While not around in the numbers of earlier this summer there are still plenty of sharks in the creeks, including bonnetheads and even bull sharks, to provide action.
Finally, for the time being Tom’s boat has basically stopped making the run out to the nearshore reefs with so many boats out there. Flounder, Spanish mackerel and more should be around but it’s just crowded.
Morning surface water temperatures are in the mid-80s in Murrells Inlet.
The fishing has slowed overall around Murrells Inlet, and Captain Tom Cushman of Cush’s Calmwater Charters (843-997-5850) reports that it’s not terrible but they are really having to work to catch fish. In particular the flounder, which had been so reliable earlier in the summer, are a lot harder to locate. They are still catching a few keepers inshore each trip, but it seems as if a lot of the better ones have headed offshore.
They haven’t seen any trout in about 3 weeks until a 14-inch fish yesterday, but one bright spot is that redfish are showing up around docks and at the jetties – after a prolonged absence. They will eat cut bait, mud minnows, finger mullet and more.
Despite putting in some serious time they are having trouble catching sheepshead even chumming with barnacles and fishing with fiddler crabs, and even the sharks have been a little slow.
At the nearshore reefs and wrecks they aren’t finding very many exciting species, and while there are a lot of Spanish mackerel around they have been a little finicky about eating a hooked bait.
Morning surface water temperatures are in the mid-80s in Murrells Inlet.
Despite the heat it’s been really good fishing at the south end of the Grand Strand, and it’s hard to discuss the last week of fishing for Captain Tom Cushman of Cush’s Calmwater Charters (843-997-5850) without leading off with the flounder report. This week they caught an eight(!) pound fish inshore and then more big fish up to 21 inches. However, it seems like the fish are starting to make their way to deeper water and the nearshore reefs. While the 8-pounder was caught inside the jetties, it had moved out of the creeks and seemed to be heading offshore. For anglers continuing to fish inside the creeks it’s a good bet to seek out slightly deeper water where the fish can find cooler temperatures.
While they haven’t caught a ton of trout, they have caught some really big breeding fish up to 21 inches (released). The jetties have been holding the most trout, and live shrimp or finger mullet under a cork have been working.
Unfortunately the redfish have been very hard to find, and Tom believes the resident population is very low.
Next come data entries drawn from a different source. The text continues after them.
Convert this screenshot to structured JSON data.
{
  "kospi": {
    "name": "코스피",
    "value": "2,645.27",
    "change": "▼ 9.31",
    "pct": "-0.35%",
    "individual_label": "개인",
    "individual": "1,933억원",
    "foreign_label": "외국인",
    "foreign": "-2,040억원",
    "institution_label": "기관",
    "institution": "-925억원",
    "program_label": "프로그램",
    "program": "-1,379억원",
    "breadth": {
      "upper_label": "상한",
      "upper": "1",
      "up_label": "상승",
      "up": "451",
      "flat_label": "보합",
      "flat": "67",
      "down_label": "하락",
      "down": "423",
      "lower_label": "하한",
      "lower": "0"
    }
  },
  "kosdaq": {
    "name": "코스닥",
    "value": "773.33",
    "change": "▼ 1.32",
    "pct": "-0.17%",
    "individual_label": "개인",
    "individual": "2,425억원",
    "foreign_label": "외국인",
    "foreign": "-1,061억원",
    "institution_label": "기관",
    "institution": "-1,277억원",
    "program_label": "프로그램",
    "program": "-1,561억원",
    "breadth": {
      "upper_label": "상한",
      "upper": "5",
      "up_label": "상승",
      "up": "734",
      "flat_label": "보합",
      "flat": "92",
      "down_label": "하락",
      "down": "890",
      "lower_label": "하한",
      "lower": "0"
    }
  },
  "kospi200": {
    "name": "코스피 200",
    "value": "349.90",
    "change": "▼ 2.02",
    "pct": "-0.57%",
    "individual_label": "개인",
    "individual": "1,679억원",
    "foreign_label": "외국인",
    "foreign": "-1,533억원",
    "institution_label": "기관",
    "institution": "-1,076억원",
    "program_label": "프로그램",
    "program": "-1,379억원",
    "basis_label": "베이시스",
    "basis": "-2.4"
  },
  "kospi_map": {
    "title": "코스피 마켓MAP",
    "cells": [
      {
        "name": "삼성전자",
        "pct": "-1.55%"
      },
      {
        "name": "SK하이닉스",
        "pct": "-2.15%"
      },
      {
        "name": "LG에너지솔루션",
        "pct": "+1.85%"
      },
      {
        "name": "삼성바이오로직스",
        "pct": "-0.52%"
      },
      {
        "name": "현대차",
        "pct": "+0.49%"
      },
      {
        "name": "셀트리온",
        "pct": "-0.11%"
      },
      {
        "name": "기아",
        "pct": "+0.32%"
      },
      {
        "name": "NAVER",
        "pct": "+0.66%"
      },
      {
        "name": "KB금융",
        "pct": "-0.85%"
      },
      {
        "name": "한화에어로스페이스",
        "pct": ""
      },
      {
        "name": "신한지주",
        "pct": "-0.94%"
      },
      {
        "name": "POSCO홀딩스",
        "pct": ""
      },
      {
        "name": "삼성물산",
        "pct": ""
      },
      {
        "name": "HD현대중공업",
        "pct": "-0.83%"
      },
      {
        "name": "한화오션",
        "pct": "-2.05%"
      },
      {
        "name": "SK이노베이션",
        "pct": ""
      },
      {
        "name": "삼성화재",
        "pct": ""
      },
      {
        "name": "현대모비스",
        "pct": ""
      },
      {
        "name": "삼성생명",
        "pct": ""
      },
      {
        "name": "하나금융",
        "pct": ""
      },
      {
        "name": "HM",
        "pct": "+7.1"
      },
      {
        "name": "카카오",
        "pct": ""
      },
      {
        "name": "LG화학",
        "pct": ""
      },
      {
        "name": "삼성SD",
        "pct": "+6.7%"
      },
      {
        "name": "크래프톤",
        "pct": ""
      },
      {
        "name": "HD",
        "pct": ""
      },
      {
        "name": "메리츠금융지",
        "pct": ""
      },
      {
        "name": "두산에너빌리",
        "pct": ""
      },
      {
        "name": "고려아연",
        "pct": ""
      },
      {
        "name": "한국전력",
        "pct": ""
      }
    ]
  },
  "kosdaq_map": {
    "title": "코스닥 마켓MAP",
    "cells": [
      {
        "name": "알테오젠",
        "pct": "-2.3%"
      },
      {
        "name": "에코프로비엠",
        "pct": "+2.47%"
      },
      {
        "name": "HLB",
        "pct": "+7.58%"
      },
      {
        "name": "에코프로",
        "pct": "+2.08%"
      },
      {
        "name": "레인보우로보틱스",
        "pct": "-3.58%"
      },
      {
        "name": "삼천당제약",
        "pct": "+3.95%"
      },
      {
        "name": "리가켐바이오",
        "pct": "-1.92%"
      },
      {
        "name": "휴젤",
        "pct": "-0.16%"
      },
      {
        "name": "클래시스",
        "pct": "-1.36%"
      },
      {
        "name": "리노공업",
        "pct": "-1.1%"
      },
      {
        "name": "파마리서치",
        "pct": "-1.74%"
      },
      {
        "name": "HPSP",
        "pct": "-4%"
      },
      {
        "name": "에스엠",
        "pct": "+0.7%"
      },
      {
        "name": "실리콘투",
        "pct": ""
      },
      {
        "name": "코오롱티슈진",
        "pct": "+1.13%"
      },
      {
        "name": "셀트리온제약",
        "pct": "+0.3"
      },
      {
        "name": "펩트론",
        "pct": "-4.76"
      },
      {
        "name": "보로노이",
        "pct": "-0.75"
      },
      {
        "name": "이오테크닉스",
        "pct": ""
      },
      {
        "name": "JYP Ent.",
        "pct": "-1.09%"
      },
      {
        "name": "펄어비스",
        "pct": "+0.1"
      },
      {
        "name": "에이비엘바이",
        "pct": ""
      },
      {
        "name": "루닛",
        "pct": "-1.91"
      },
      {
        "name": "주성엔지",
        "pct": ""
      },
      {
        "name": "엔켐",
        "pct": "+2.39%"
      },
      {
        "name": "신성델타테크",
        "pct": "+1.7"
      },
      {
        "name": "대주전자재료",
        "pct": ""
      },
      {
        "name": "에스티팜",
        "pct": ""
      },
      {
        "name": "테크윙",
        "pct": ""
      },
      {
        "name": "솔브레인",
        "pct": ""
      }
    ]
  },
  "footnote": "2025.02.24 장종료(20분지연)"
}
Eventually some fish will move down from the Little River area or up from Georgetown, and for a while there will be some action, but they seem to be heavily overfished in the area.
There are some Spanish mackerel inside the jetties, but the best numbers are running the beaches with all the bait. There have also been some small cobia up to about 30 inches but they seem to be moving out.
While Tom would expect the best shark fishing to be along the beaches, recently it’s best really good inside the jetties. Mostly they are blacktip sharks and generally running from about 7-70 pounds. Outside the jetties there should be more bonnetheads, dusky sharks, and sand sharks.